I found what I believe is a duck egg in the forest it was cold and alone. I’m guessing the egg rolled from the nest or something but couldn’t find one in sight. When the egg was found there was nothing in it and now 3 days later I see this. (Check attached photos) I’ve never hatched an egg before but I think I’m doing something right?? Any help would be great!!


----------



## robin416 (Sep 8, 2013)

I don't see anything other than the yolk. Give a couple more days and look for vein development.


----------



## Ccisdacute1 (7 mo ago)

robin416 said:


> I don't see anything other than the yolk. Give a couple more days and look for vein development.

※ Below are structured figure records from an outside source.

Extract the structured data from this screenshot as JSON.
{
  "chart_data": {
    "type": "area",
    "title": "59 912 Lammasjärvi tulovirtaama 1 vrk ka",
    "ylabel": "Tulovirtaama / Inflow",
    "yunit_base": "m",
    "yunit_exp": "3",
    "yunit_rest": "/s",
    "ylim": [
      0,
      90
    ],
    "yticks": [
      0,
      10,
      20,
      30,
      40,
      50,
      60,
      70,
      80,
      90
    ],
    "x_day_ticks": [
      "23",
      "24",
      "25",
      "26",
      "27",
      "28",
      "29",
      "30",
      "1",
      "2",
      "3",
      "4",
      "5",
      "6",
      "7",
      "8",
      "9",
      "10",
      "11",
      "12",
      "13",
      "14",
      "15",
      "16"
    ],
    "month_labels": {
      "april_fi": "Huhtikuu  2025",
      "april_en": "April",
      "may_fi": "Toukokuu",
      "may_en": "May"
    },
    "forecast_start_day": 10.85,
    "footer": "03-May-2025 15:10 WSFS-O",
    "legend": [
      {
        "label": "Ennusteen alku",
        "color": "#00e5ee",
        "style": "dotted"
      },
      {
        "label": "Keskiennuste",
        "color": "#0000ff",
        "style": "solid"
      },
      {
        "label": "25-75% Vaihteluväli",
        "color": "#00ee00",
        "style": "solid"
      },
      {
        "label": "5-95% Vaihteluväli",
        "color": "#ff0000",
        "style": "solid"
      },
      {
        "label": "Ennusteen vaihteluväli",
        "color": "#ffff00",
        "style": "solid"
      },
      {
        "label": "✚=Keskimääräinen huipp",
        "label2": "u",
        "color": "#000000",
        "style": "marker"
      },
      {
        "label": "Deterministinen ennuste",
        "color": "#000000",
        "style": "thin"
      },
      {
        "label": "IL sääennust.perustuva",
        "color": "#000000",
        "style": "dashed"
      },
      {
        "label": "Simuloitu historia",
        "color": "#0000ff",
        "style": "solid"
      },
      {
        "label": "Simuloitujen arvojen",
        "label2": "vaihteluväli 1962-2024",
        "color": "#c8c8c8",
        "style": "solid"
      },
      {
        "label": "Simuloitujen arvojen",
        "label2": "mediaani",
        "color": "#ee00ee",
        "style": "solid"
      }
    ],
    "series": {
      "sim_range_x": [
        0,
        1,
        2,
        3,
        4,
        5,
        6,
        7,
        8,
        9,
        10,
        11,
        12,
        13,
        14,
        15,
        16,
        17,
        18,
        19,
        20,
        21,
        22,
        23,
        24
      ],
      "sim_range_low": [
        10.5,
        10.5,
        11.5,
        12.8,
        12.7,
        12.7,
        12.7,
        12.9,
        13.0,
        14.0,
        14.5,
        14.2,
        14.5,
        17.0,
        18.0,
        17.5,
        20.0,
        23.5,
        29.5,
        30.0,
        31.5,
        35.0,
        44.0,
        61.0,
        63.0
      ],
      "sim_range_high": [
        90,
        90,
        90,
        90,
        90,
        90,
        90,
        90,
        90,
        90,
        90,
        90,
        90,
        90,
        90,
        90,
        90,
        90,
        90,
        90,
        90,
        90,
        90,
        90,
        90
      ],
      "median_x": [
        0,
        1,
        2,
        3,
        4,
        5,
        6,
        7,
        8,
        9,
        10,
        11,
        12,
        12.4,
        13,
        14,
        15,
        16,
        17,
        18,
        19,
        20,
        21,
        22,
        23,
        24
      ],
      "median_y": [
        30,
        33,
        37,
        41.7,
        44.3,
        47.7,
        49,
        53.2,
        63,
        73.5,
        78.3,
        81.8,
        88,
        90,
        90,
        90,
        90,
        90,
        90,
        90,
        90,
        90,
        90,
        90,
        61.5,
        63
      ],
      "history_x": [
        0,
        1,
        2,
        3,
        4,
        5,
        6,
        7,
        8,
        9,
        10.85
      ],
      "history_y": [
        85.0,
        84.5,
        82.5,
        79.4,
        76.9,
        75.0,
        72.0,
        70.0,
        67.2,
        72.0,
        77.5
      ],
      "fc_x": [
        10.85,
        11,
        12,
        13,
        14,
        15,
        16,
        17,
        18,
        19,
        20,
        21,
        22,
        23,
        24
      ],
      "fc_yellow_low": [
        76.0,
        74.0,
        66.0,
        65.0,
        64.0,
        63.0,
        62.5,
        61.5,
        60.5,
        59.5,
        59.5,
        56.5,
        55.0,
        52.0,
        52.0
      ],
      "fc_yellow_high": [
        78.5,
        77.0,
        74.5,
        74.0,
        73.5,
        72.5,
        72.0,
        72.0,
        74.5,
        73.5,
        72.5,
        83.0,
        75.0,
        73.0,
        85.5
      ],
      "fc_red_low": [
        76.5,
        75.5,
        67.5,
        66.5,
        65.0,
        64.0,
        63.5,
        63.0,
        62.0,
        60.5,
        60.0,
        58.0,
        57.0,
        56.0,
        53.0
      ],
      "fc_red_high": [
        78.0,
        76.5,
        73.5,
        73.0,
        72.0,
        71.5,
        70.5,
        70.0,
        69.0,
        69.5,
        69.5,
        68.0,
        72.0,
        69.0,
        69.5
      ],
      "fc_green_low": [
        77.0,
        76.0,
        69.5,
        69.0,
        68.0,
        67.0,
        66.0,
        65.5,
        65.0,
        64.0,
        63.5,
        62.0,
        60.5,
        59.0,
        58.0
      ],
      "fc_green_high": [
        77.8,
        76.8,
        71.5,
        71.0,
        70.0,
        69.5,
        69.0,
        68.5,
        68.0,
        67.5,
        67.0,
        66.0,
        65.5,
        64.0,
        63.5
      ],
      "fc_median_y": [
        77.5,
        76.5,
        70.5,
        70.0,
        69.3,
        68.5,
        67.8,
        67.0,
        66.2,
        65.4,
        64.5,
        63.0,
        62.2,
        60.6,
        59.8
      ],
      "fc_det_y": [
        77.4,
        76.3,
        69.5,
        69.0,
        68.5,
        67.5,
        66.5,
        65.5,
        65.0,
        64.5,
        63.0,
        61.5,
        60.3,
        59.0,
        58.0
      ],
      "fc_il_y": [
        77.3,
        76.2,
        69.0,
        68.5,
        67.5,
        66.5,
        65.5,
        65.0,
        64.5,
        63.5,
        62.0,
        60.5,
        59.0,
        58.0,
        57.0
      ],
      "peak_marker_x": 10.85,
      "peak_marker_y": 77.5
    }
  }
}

I thought the same but when I first found the egg it was clear! So somethings definitely happening. This circle recently formed it wasn’t there yesterday. Yesterday it was a little dark speck and now it’s this!


----------



## robin416 (Sep 8, 2013)

The fact it's being kept warm could cause the yolk to be more predominate. Look for the veins. That's your absolute certainty that it's fertile.

And if it is, what next?


----------



## Ccisdacute1 (7 mo ago)

robin416 said:


> The fact it's being kept warm could cause the yolk to be more predominate. Look for the veins. That's your absolute certainty that it's fertile.
> 
> And if it is, what next?


Thank you!


----------